Visitaron nuestros estudios Honorio Galindo y Juan Jiménez, presidente y secretario del colectivo Turcón, Ecologistas en Acción, para darnos sus argumentos contra la instalación de una planta de gas en el polígono industrial de El Goro, en Telde.

El colectivo ecologista presentó el pasado 26 de diciembre alegaciones al expediente núm. RGC-2017/003, de autorización administrativa, aprobación del proyecto de construcción y reconocimiento de la utilidad pública del proyecto de instalaciones de distribución de combustibles gaseosos por canalización en Telde (Boletín Oficial del Estado del día 20 de noviembre de 2017)

Sus argumentos se basan en tres pilares básicos: Lucha contra el cambio climático, nuevo modelo productivo y energético y democratización del sector energético.

Turcón pide la suspensión de la autorización administrativa de nuevos gaseoductos de transporte y estaciones de regulación y medida. “Es manifiesto la inexistencia de planificación insular y municipal que den soporte a la introducción del gas ciudad”.

Aseguran que la canalización del gas incumple la directiva 2012/27/UE y la recomendación 2016/1318 de la Comisión Europea.
Según el documento “la cantidad de energía casi nula o muy baja que requieran esos edificios deberá proceder de una proporción muy significativa de fuentes de energía renovables”, este intento, una vez más se balancea sobre el marco regulatorio europeo de referencia.

La regasificación que requiere el GNL (gas natural licuado) de los buques metaneros para volver a transformarse en gas natural necesita invariablemente de una planta regasificadora. Turcón considera obsoleto el gas debido al salto tecnológico de los sistemas de acumulación de baterías en los últimos años.

También ponen especial atención a la seguridad. Las normativa internacional, Europea y Norteamericana, sobre instalaciones de gas licuado, exigen que se respeten distancias de seguridad entre una terminal de GNL y los núcleos de población más próximos, que “vienen determinados por los ratios de peligrosidad de impacto de las nubes de gas y de aire mezclados que se producen en caso de accidente, inevitablemente muy amplios, porque el metano vaporizado se expande en el aire a gran velocidad, y en contacto con éste tiene una capacidad muy alta de inflamación, muy superior a la de la gasolina o el propano, ya desde pequeñas concentraciones del gas, que van desde un 5,3 % a un 15 %”.
Además, el Real Decreto 1254/1999, de 16 de julio, por el que se aprueban medidas de control de los riesgos inherentes a los accidentes graves en los que intervengan sustancias peligrosas, el Gas Natural es extremadamente inflamable.
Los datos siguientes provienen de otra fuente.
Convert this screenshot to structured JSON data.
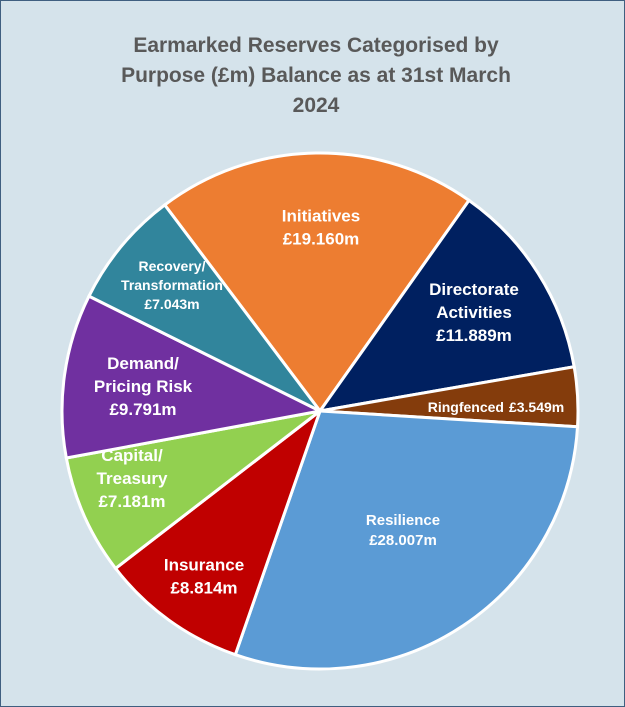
{
  "chart_data": {
    "type": "pie",
    "title": "Earmarked Reserves Categorised by Purpose (£m) Balance as at 31st March 2024",
    "categories": [
      [
        "Initiatives"
      ],
      [
        "Directorate",
        "Activities"
      ],
      [
        "Ringfenced"
      ],
      [
        "Resilience"
      ],
      [
        "Insurance"
      ],
      [
        "Capital/",
        "Treasury"
      ],
      [
        "Demand/",
        "Pricing Risk"
      ],
      [
        "Recovery/",
        "Transformation"
      ]
    ],
    "values": [
      19.16,
      11.889,
      3.549,
      28.007,
      8.814,
      7.181,
      9.791,
      7.043
    ],
    "value_labels": [
      "£19.160m",
      "£11.889m",
      "£3.549m",
      "£28.007m",
      "£8.814m",
      "£7.181m",
      "£9.791m",
      "£7.043m"
    ],
    "colors": [
      "#ed7d31",
      "#002060",
      "#843c0c",
      "#5b9bd5",
      "#c00000",
      "#92d050",
      "#7030a0",
      "#31859c"
    ]
  }
}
Recuerdan que falta informes económicos que justifiquen la viabilidad de esta importante infraestructura. “La entrada del gas supone un riesgo de la estación de gas propanado junto a zonas residenciales e industriales y no sabemos si esta implantación tendrá una repercusión económica y social sobre los municipios afectados, más allá de los cobros de licencias”.

Aseguran que se trata de implementar una tecnología que ya se está retirando en otros países que quieren cumplir sus compromisos contra el cambio climático. “El gas natural es, en su mayor parte, metano, en igualdad de volumen, tiene una capacidad 58 veces mayor que el CO2 de provocar efecto invernadero, estamos a todas luces ante un modelo energético pernicioso para las políticas de aminoración de los efectos del cambio climático”.

“La aprobación de estos expedientes supondría una transgresión al artículo 5.2.e) del Estatuto de Autonomía de Canarias, que establece lo siguiente: “Los poderes públicos canarios, en el marco de sus competencias, asumen como principios rectores de sus políticas, la defensa y protección de la naturaleza y del medio ambiente”.

A juicio de Turcón-Ecologistas en Acción, no existe una verdadera utilidad pública del proyecto de regasificadora ni un interés general específico del proyecto. La propia solicitud de utilidad no está justificada ni se concreta, omitiendo los razonamientos que deben argumentar una declaración de este tipo. Queremos que nuestro sistema eléctrico canario no sea deficitario, por lo que estimamos que desde la Administración se está forzando la legalidad para favorecer un monopolio privado en contra del interés general de la ciudadanía.

La canalización del gas en determinados municipios supone una total incoherencia, puesto que forman parte del llamado “pacto de los alcaldes”. Los municipios de Santa Cruz de Tenerife, San Cristóbal de la Laguna, Telde y Villa de Agüimes forman parte de este pacto, por el cual se han comprometido voluntariamente a aplicar en sus territorios los objetivos climáticos y energéticos de la UE, prometiendo reducir las emisiones de CO2 en al menos un 40 % de aquí a 2030.